How do you approach these small roles to ensure they still feel real and engaging?

You can definitely take a small character on just what they’re saying or what’s going on in the scene and you kind of come up with some sort of storyline for the character, and if it’s a small role in the show like Orange is the New Black, there is so much you can do with that, even a small role. Maybe it’s something behind their eyes – you catch a glimpse of their character and where they come from. But you’re not really gonna know their backstory. And there are so many small characters in the show that you want to know more about them. Because they’re writing these characters that are really interesting, and you want to know more, and it’s just really – you just do work. Doesn’t matter how small the role.

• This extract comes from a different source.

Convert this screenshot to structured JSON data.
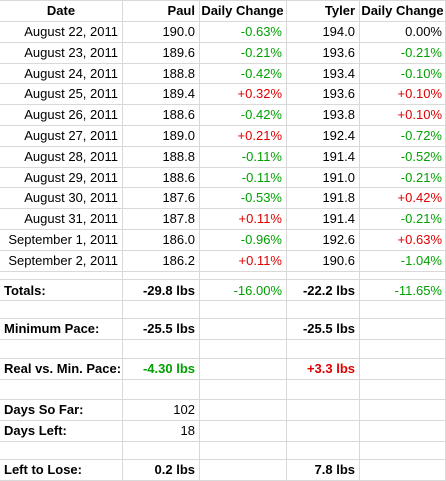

Is there anyone whose career path you look up to? Who inspires you?

“There’s a lot of opportunity to create your own work. I feel like our voices are being heard.”

In terms of the newer actresses working now, I would have to say Gina Rodriguez [from Jane the Virgin] is one of them. Not only is she a wonderful actress, but she also speaks up about what she believes. And we see her. We see her in her speeches. If something’s going on, she speaks about it on social media. Very admirable. And very similar to how I am. That’s someone that a lot of girls can look up to; they’re seeing these different actresses now getting these lead roles and it’s just really inspiring.

What is the biggest challenge still facing Latina actresses today?

I have seen the difference from just six years ago to now in terms of the roles that are being offered. It’s definitely not where it should be. Everybody should be represented equally. So it’s definitely a work in progress, and I think it’s slowly getting there. In terms of challenges, I remember when I started, I felt like there were technically no roles in terms of my type. That was something that made me feel down from time to time, but I was gonna keep going anyway and now I’m glad I did, because all these things are happening, and people are creating their own work, and there are so many opportunities and possibilities in terms of YouTube, web series, and all that. Like [the fact that] Broad City that can get picked up. There’s a lot of opportunity to create your own work, but at the same time, I feel like our voices are being heard. That’s what’s really exciting. All of us just need to keep on working on our craft and putting ourselves out there; it’s only gonna be better for us.

I saw a clip of you singing “Breathe” from Lin-Manuel Miranda’s In the Heights; is Broadway something you aspire to pursue in the future?

“There are opportunities out there but you really need people like Lin-Manuel to write these shows.”

Well, I graduated with a theater degree so after college I pursued theater and I was in an Off-Broadway show called Platanos y Collard Greens for four years – and they’re still on, they’ve been on for a really long time. And during that I was pursuing Broadway. I love to sing, but I feel like there was a time, a transition in my life, when I was like, “You know what? Let me go for TV. Let me go for film. Let me push myself.” And Broadway is definitely something that I would love to do. So if an opportunity presents itself, absolutely! But when I was pursuing it, I felt like there [were] limited roles as well for Latinas. And it’s not to say there weren’t opportunities. You know, we had Mandy Gonzalez playing Elphaba in Wicked. And another Dominican actress, Mariand Torres, was also in Wicked and she was going on tour.

So there are opportunities out there but you really need people like Lin-Manuel to write these shows. Now he has Hamilton and it’s such a wonderful show and the cast is diverse and I feel like everybody’s loving it. It’s showing that it doesn’t matter what race you are. We can all relate to being human and we can all take different roles. I mean Hamilton wasn’t Puerto Rican, but he can be played by a Puerto Rican now! It’s about opening these doors and just pushing, keep moving, keep trying. Doing everything you can do to be seen. Be heard.